Self-Love is The Best Love
I have spent the last 18 Valentines with one goal: to look in the mirror and be happy with my reflection. Not okay. Not content. Happy.
It took most of my teenage years, but I feel like I am getting pretty close. When I walk into family functions, everybody agrees on one thing: I am just like my mother. Our laughs have the same resonance. Our tempers shake the same rooms. Our personalities leave the same impression.
But outsiders will always see us as strangers. My hair doesn’t coil or look like the night sky. The shades of my skin are described by makeup companies as “light” and “ivory.” When I speak my mother language, people are surprised. Even my last name describes the people with dark skin that I came from.

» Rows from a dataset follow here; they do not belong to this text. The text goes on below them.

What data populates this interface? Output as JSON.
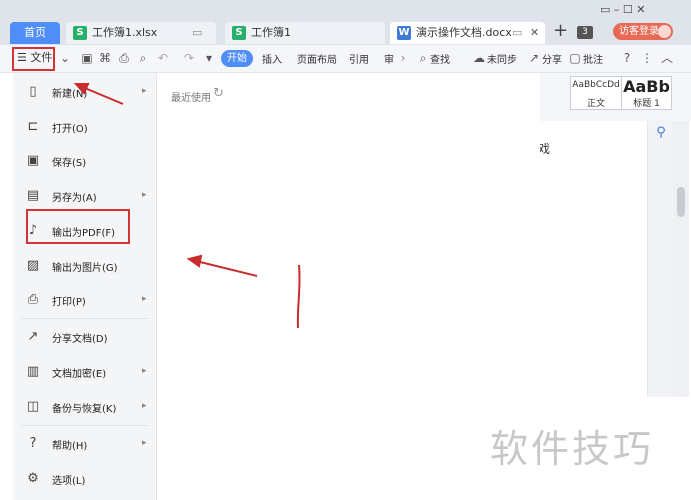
{
  "tabs": {
    "home": "首页",
    "items": [
      {
        "label": "工作簿1.xlsx",
        "icon": "S"
      },
      {
        "label": "工作簿1",
        "icon": "S"
      },
      {
        "label": "演示操作文档.docx",
        "icon": "W"
      }
    ],
    "count_badge": "3",
    "login": "访客登录"
  },
  "toolbar": {
    "file_label": "文件",
    "start": "开始",
    "menus": [
      "插入",
      "页面布局",
      "引用",
      "审"
    ],
    "search": "查找",
    "sync": "未同步",
    "share": "分享",
    "comment": "批注"
  },
  "styles": [
    {
      "sample": "AaBbCcDd",
      "caption": "正文"
    },
    {
      "sample": "AaBb",
      "caption": "标题 1"
    }
  ],
  "file_menu": {
    "items": [
      {
        "label": "新建(N)",
        "icon": "new-doc-icon",
        "has_submenu": true
      },
      {
        "label": "打开(O)",
        "icon": "folder-open-icon",
        "has_submenu": false
      },
      {
        "label": "保存(S)",
        "icon": "save-icon",
        "has_submenu": false
      },
      {
        "label": "另存为(A)",
        "icon": "save-as-icon",
        "has_submenu": true
      },
      {
        "label": "输出为PDF(F)",
        "icon": "pdf-icon",
        "has_submenu": false
      },
      {
        "label": "输出为图片(G)",
        "icon": "image-icon",
        "has_submenu": false
      },
      {
        "label": "打印(P)",
        "icon": "print-icon",
        "has_submenu": true
      },
      {
        "label": "分享文档(D)",
        "icon": "share-icon",
        "has_submenu": false
      },
      {
        "label": "文档加密(E)",
        "icon": "lock-icon",
        "has_submenu": true
      },
      {
        "label": "备份与恢复(K)",
        "icon": "backup-icon",
        "has_submenu": true
      },
      {
        "label": "帮助(H)",
        "icon": "help-icon",
        "has_submenu": true
      },
      {
        "label": "选项(L)",
        "icon": "gear-icon",
        "has_submenu": false
      }
    ]
  },
  "recent": {
    "label": "最近使用"
  },
  "document": {
    "visible_char": "戏"
  },
  "watermark": "软件技巧",
  "colors": {
    "accent": "#4f8ef7",
    "highlight": "#d23434",
    "login": "#e86a56"
  }
}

Yet, all she ever wanted for me was to have a more comfortable life. She put oils in my hair to reduce its height. She slapped sunscreen all over my face until it burned my eyes. She allowed the school to put me in ESL for an extra year with the promise I’d lose my accent.
Since I was born, all I have wanted is to look like the woman I admired the most. Every time people asked if we knew each other, or asked if we wanted two separate checks, it was a cut to my pride. All I ever wanted was for the world to be able to physically see the pride I had for my heritage. I wanted to grab a tattoo gun and print the symbols of indigenous culture on my forehead.
This has led me to my current hypothesis. God has created a cruel joke for her fellow daughters of color and is forcing them to face the most significant dilemma. We either become outsiders in the eurocentric society we live in, or we become outsiders in our own communities. Yet when growing up, we all go through that period of wanting to be a mirror image of our sisters. Frustration with the hair we were born with and envy in our veins. And though it may seem like self-image issues were written into the DNA of every woman, WOC are also influenced by the histories of discrimination of other women in their families
I am still working on ways to find peace with this internal battle. I have now resorted to using humor to brush off how much it previously affected me. When people ask where I’m from, I tease them for trying to investigate my ethnic ambiguity. I ask people to make a game of it and guess all the possible combinations I could possibly be. And when I looked at the polaroids of my mother when she was my age, I remind myself that I don’t have to be her. I don’t have to represent the beauty of my entire community. My only duty is to love the body I inhabit.